Fig. FISH 13/21 probe - 3 red signals (chromosome 21) confirm trisomy 21. Robbins Pathologic Basis of Disease.
Maternal Age Effect
| Maternal Age | Risk of Trisomy 21 |
|---|
| Under 20 | ~1 in 1,550 |
| 30 years | Risk begins to rise sharply |
| Over 45 | ~1 in 25 |
The strong maternal age correlation reflects the prolonged arrest of oocytes in meiosis I, making them more susceptible to nondisjunction over time.
Clinical Features
Physical features at birth:
- Hypotonia (often the first sign noticed in the newborn)
- Flat facial profile with oblique palpebral fissures and epicanthic folds
- Brachycephaly with flat occiput
- Short, broad neck with loose skin at the nape
- Short, broad hands - often with a single transverse palmar crease and fifth finger clinodactyly (incurved fifth digit)
- Short stature
Intellectual disability:
- Most common major concern; ranges from mild to moderate
- Development delay typically becomes obvious by end of the first year
- Many individuals with Down syndrome attend school and develop into interactive, semi-independent persons
Congenital heart disease (~40-50%):
- Atrioventricular septal defects (43% of cardiac cases)

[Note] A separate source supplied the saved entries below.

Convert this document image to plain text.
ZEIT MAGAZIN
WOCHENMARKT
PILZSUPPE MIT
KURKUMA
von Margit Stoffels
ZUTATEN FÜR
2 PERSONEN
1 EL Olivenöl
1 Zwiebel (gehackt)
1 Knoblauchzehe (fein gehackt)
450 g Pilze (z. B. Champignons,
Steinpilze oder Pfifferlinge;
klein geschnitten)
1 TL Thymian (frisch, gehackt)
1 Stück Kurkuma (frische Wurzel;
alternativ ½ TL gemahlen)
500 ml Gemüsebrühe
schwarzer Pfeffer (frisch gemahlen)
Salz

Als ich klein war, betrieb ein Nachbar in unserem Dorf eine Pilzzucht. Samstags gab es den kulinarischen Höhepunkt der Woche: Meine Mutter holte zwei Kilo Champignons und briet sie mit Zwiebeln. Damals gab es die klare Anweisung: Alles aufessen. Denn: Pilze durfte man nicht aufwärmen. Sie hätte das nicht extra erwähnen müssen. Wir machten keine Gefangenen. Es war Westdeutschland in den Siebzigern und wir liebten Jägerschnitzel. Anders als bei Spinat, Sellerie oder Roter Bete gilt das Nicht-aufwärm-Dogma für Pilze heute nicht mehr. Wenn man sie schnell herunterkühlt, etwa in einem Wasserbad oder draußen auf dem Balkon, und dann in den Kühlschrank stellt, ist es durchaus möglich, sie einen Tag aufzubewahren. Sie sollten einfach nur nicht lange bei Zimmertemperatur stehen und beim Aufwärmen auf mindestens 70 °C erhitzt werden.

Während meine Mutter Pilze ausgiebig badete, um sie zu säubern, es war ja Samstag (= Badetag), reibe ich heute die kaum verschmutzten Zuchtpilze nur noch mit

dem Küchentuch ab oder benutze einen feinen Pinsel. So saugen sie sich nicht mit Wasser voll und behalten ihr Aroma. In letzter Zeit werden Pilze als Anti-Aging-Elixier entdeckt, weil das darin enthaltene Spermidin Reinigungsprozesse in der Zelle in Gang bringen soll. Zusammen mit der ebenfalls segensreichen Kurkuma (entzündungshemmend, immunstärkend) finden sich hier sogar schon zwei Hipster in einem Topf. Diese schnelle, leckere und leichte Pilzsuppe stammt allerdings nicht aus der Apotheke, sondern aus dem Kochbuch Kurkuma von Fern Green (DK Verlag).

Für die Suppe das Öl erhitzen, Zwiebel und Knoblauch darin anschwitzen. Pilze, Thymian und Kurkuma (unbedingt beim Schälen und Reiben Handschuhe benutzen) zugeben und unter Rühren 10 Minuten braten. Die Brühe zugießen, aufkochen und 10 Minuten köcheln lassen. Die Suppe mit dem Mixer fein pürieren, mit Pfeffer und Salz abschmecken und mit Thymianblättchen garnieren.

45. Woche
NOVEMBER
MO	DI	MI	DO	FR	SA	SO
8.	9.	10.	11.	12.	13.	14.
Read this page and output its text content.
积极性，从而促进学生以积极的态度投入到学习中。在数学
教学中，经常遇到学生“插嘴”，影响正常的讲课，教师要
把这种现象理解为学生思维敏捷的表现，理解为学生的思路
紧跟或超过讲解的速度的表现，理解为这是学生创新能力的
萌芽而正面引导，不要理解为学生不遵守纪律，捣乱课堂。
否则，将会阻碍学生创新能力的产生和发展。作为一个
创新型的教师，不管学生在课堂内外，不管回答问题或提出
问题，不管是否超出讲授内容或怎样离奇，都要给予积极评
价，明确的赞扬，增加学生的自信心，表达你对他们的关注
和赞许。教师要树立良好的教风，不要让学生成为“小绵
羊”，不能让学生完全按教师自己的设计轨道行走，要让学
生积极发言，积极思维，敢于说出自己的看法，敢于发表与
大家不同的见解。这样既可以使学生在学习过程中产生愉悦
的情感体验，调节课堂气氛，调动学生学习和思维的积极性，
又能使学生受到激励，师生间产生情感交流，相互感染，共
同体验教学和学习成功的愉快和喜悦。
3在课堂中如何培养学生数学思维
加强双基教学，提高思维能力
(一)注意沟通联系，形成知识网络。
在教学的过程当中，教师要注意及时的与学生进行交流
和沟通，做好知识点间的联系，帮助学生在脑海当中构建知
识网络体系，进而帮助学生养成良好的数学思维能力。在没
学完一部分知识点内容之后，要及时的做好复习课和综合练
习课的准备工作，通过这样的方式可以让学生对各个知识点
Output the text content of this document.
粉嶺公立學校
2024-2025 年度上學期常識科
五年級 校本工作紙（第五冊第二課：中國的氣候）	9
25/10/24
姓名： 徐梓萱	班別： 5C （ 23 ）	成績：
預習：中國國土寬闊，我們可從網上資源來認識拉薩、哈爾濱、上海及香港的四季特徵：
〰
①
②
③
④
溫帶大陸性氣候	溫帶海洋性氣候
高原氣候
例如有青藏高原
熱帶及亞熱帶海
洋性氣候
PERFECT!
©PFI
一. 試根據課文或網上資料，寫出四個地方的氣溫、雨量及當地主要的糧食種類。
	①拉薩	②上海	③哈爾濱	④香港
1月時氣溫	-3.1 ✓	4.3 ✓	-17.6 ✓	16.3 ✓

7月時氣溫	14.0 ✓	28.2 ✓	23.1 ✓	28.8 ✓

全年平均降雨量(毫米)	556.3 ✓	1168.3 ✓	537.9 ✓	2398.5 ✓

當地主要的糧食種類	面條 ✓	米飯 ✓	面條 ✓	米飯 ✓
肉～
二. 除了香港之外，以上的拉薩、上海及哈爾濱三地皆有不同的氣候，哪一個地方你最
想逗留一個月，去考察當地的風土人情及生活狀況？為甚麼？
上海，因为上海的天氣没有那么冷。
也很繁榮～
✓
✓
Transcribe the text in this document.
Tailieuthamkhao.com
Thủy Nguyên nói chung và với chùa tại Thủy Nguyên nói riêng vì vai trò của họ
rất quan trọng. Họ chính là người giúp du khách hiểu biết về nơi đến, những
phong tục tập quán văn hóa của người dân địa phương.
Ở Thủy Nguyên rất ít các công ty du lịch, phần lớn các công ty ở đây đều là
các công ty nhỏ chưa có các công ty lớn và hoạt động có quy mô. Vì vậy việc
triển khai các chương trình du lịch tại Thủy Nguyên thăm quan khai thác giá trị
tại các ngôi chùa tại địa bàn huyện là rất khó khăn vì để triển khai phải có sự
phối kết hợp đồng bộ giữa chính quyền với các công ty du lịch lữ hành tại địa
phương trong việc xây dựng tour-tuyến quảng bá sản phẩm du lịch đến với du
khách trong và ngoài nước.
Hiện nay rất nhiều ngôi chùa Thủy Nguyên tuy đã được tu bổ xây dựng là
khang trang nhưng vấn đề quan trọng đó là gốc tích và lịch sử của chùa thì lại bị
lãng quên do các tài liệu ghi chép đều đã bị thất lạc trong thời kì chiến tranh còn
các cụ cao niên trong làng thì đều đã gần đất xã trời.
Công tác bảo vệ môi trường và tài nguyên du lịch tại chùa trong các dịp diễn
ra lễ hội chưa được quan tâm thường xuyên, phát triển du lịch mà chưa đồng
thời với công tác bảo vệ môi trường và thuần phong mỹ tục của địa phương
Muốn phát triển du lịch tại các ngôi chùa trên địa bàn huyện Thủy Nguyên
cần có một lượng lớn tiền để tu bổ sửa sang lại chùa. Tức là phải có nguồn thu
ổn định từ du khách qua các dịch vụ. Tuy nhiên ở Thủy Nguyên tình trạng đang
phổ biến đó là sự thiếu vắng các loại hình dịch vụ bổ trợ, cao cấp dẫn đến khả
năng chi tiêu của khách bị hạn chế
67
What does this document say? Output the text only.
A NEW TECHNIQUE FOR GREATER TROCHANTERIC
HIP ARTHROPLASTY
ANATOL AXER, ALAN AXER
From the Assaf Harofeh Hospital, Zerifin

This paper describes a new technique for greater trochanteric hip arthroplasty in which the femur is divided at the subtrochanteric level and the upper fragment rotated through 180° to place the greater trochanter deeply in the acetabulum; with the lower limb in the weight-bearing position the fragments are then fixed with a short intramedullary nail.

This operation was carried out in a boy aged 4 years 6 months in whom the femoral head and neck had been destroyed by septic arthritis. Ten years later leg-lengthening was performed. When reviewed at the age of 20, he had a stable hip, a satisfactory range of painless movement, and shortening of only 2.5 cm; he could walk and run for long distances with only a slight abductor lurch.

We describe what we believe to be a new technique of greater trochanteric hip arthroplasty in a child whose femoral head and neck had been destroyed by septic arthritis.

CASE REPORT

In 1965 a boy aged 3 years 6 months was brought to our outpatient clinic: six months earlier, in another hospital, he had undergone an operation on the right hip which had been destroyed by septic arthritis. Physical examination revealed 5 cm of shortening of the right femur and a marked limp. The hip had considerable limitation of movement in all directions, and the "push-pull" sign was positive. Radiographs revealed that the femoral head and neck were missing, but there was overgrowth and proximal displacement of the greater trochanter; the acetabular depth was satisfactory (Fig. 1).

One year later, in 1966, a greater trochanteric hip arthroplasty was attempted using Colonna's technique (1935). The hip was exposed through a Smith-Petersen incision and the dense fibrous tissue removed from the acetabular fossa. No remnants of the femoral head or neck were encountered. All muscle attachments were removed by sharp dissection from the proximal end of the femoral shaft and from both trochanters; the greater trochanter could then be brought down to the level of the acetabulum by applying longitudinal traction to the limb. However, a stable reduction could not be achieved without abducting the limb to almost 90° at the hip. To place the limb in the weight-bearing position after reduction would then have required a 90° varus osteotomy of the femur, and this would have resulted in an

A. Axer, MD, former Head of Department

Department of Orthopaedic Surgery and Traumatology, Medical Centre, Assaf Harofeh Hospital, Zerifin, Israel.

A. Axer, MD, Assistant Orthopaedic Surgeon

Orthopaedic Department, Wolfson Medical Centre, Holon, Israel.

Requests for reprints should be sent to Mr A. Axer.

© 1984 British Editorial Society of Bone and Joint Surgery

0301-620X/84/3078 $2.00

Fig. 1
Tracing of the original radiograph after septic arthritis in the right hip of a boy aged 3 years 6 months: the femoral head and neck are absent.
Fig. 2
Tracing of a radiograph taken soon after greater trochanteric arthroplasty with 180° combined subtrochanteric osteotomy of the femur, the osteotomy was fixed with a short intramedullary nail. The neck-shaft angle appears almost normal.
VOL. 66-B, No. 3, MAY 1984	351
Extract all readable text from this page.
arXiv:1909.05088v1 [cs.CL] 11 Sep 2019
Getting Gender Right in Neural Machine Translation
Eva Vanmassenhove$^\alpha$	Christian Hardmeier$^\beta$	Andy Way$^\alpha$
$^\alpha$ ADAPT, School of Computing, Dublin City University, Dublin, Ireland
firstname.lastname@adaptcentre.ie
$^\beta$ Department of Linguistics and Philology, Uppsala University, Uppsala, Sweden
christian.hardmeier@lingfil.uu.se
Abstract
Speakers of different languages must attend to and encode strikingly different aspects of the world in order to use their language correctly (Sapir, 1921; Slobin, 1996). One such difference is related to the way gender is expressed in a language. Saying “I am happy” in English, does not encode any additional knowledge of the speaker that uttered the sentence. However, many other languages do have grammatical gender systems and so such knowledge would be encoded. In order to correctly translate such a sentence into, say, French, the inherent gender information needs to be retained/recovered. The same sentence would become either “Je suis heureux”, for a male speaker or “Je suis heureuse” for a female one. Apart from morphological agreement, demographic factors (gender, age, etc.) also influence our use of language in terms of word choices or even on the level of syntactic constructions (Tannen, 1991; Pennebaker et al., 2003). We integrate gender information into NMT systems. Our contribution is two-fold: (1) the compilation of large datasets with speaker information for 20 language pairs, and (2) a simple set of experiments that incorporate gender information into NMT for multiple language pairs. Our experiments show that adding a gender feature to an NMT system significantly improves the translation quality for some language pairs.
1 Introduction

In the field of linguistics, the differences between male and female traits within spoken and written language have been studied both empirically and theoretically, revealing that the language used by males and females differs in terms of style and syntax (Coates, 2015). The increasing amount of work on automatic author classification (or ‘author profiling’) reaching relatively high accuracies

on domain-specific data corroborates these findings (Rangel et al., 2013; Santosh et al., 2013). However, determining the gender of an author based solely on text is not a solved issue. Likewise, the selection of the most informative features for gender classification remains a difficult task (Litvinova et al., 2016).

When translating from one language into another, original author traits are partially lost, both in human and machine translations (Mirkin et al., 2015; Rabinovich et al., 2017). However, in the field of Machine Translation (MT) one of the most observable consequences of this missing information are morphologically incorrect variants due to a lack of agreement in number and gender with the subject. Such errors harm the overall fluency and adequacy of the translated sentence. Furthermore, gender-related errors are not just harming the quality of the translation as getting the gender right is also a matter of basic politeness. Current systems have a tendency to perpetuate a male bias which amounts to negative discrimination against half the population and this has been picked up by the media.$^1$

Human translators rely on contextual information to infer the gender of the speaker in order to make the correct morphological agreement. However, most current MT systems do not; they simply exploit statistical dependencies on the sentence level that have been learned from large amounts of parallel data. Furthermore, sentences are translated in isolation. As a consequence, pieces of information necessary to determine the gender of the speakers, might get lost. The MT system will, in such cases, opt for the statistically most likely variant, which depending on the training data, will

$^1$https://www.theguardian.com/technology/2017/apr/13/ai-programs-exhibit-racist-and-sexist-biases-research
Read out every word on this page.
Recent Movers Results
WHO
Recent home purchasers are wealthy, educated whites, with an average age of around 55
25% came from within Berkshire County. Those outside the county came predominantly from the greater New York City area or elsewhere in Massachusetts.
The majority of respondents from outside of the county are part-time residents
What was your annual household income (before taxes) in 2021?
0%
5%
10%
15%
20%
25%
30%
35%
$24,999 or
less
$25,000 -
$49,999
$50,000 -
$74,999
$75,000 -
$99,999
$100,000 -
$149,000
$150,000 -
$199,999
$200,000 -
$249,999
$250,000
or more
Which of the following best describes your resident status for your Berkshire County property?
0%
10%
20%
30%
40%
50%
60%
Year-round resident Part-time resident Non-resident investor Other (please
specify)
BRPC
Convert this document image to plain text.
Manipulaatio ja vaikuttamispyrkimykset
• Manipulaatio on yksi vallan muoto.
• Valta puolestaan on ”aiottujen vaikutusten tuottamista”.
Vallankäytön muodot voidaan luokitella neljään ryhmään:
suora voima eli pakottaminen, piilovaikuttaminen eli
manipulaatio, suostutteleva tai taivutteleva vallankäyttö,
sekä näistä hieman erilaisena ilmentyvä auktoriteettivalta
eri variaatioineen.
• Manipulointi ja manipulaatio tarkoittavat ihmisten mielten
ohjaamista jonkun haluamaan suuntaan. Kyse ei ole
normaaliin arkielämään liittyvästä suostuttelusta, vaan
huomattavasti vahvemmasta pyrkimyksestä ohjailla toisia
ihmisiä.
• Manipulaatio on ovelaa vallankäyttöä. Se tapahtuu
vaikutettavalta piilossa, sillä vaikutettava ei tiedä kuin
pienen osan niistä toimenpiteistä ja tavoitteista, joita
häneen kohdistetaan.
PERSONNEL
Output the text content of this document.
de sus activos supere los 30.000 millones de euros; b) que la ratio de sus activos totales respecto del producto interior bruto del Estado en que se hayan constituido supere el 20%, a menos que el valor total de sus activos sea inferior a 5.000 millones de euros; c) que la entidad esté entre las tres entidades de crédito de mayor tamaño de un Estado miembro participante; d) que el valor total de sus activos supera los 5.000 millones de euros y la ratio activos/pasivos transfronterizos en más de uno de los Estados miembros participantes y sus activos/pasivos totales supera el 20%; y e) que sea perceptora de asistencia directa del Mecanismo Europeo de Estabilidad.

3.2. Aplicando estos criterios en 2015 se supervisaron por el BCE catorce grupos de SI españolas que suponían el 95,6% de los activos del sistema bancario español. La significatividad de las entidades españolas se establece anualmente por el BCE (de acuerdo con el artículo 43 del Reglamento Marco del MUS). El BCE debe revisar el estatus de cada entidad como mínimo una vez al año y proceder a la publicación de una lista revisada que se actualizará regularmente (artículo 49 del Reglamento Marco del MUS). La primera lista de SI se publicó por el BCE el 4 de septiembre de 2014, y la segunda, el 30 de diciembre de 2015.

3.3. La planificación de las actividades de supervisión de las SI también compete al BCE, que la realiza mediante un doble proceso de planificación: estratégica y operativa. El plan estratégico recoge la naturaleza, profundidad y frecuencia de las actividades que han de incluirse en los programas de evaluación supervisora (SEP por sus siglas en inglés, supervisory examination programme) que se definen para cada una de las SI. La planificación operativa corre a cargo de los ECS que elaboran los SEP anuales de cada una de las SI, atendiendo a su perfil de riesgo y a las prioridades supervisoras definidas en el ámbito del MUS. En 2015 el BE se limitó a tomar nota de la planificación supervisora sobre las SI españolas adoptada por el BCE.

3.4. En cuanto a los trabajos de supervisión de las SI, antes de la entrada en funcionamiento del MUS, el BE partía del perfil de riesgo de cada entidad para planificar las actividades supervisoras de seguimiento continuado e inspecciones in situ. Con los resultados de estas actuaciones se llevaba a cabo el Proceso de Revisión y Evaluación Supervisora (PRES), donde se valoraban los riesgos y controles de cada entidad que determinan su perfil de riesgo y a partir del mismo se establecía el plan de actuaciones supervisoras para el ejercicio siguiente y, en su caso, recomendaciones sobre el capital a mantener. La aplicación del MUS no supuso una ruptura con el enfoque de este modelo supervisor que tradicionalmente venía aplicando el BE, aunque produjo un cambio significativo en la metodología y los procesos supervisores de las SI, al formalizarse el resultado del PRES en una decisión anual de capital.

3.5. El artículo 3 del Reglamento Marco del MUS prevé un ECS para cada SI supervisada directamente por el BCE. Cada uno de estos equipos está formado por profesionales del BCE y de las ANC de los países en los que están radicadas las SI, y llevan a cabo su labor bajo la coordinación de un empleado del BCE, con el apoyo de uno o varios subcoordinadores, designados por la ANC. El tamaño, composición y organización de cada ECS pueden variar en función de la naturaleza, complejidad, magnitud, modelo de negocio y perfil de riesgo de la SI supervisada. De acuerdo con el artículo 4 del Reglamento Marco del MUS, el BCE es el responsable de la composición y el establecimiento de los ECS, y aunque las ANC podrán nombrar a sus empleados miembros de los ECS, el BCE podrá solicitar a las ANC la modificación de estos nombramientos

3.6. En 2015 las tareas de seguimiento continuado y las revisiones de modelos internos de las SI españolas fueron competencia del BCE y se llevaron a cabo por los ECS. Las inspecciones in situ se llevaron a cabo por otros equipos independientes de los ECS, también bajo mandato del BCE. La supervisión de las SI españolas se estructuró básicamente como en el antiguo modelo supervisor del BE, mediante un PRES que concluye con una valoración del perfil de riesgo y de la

- Ventricular septal defects (32%)
- Atrial septal defects (19%)
- Tetralogy of Fallot (6%)
- Cardiac disease accounts for most deaths in infancy and early childhood
GI malformations: Duodenal atresia, tracheoesophageal fistula, esophageal atresia - significantly more common than in other disorders
Leukemia risk:
- 20-fold increased risk for precursor B-cell acute lymphoblastic leukemia (ALL)
- 500-fold increased risk for acute myeloid leukemia (AML)
- Overall ~15-fold increased leukemia risk compared to general population
Alzheimer disease: Virtually all patients older than 40 develop neuropathologic changes of Alzheimer disease (cortical atrophy, ventricular dilatation, neurofibrillary tangles). This is attributed to overexpression of the amyloid precursor protein (APP) gene on chromosome 21. Onset is several decades earlier than in the general population.
Immune dysfunction:
- Mainly T-cell function abnormalities
- Increased susceptibility to serious infections (especially pulmonary)
- Predisposition to thyroid autoimmunity
Molecular / Pathogenetic Basis
The phenotype results from gene dosage effects across multiple loci on chromosome 21 - not a single gene mutation. Key mechanisms include:
- APP overexpression - drives early-onset Alzheimer disease (amyloid-beta aggregation)
- Mitochondrial dysfunction - ~10% of overexpressed genes regulate mitochondrial function; broken/swollen cristae are observed, with reactive oxygen species generation and apoptosis activation
- lncRNAs - chromosome 21 has the highest density of long non-coding RNAs; their contributions to the phenotype are still being studied
Prenatal Screening & Diagnosis
Non-invasive prenatal testing (NIPT): ~5-10% of cell-free DNA in maternal blood is fetal. Next-generation sequencing can determine gene dosage of chromosome 21 with high precision - a powerful non-invasive screen for trisomy 21 and other trisomies. Positive screens require confirmation by karyotyping.
Invasive confirmation:
- Chorionic villus sampling (CVS) - first trimester
- Amniocentesis - second trimester
Serum markers (second trimester "quadruple test"): AFP, hCG, unconjugated estriol, and inhibin A
Ultrasound markers: Nuchal translucency (first trimester), "double-bubble sign" (duodenal atresia), short femur, echogenic bowel
Recurrence Risk
| Karyotype | Recurrence Risk |
|---|
| Standard trisomy 21 | Low (~1% above baseline age-related risk) |
| Translocation (carrier mother) | ~10-15% risk per pregnancy |
| Translocation (carrier father) | ~2-5% risk per pregnancy |
| Mosaic parent | Variable |
Prognosis & Lifespan
Improved medical care has dramatically extended life expectancy. The median age at death is now 47 years (up from 25 years in 1983). Major causes of morbidity and mortality include congenital heart disease (early life), recurrent infections, leukemia, and Alzheimer disease (later life).